By Lillian Hartgrove, State Board of Education Chairman
Special to the UCBJ
Many employers are receiving letters from the Social Security Administration (SSA) requesting correction of employees’ Social Security Numbers. These are often referred to as “mismatch letters.” The SSA stopped sending employers mismatch letters in 2012 because of complaints made by labor unions, immigrant supporters and businesses. Now, the SSA is sending these letters again, even if only a single employee’s reported Social Security number does not match the SSA’s records.
Many employers, on receiving such letters, assume that the employees whose names are on the report may be working illegally in the US. Some employers even terminate these employees after taking a second look at their I-9 work authorization documentation from the time they were hired.
However, it is important to keep in mind that having an employee’s name on the letter does not necessarily mean that they are not authorized to work in the U.S. Legally, employers are not supposed to use a mismatch letter as a basis to take adverse action, such as suspending the employee without pay or terminating their employment. Social Security numbers may not match for various legitimate reasons, including typographical errors, use of different names, name changes, identity theft, etc.
So, what should employers do? Unfortunately, different branches of the federal government have different opinions on that. Immigration and Customs Enforcement (ICE) has told employers that receipt of an SSA mismatch letter creates a duty to investigate the reason for the discrepancy. If it becomes apparent to an employer that the employee presented a fake Social Security card when they were hired, ICE could later conclude that the employer had knowledge that the employee was not authorized to work, which could result in the imposition of penalties.
On the other hand, the Immigrant and Employee Rights section of the U.S. Department of Justice (DOJ) has stated that receipt of a mismatch letter, standing alone, does not mean that an employer has constructive knowledge of unauthorized employment, and taking action against an employee on that basis “may be considered an unfair documentary practice or evidence of discrimination based on citizenship, national original or immigration status.” That could result in a discrimination lawsuit by the DOJ against the employer.
There are several options employers can take.

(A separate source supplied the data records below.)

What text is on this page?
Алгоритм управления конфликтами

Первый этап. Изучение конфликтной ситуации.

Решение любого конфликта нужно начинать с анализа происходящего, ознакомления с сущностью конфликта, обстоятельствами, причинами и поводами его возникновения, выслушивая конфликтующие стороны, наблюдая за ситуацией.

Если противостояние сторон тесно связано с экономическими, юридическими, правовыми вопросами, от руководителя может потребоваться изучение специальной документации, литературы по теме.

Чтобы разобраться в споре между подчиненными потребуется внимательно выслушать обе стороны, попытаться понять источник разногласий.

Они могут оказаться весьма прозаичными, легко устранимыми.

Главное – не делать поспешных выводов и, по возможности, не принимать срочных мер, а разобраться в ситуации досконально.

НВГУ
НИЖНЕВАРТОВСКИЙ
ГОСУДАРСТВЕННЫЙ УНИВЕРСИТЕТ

First, the SSA has published a sample letter that can be given to employees whose names are on the mismatch report, advising them of what to do to correct the issue (assuming it is correctable). Another option is to do nothing, especially if only one name or a few appear on the letter. On the other hand, if a number of names are on the letter, that could increase the legal risk for the employer if they do not take any action. Taking some action to address the mismatch issue would put the employer in a better light if there is a later ICE audit.
One thing that employers receiving mismatch letters may be tempted to do is attempt to re-verify the employee’s employment eligibility by running them through E-Verify, request that they complete a new I-9 form, or ask them to produce specific identity and/or work authorization documents to address the mismatch. Such actions may result in unintended adverse repercussions against the employer, and should not be considered without first seeking the advice of qualified counsel.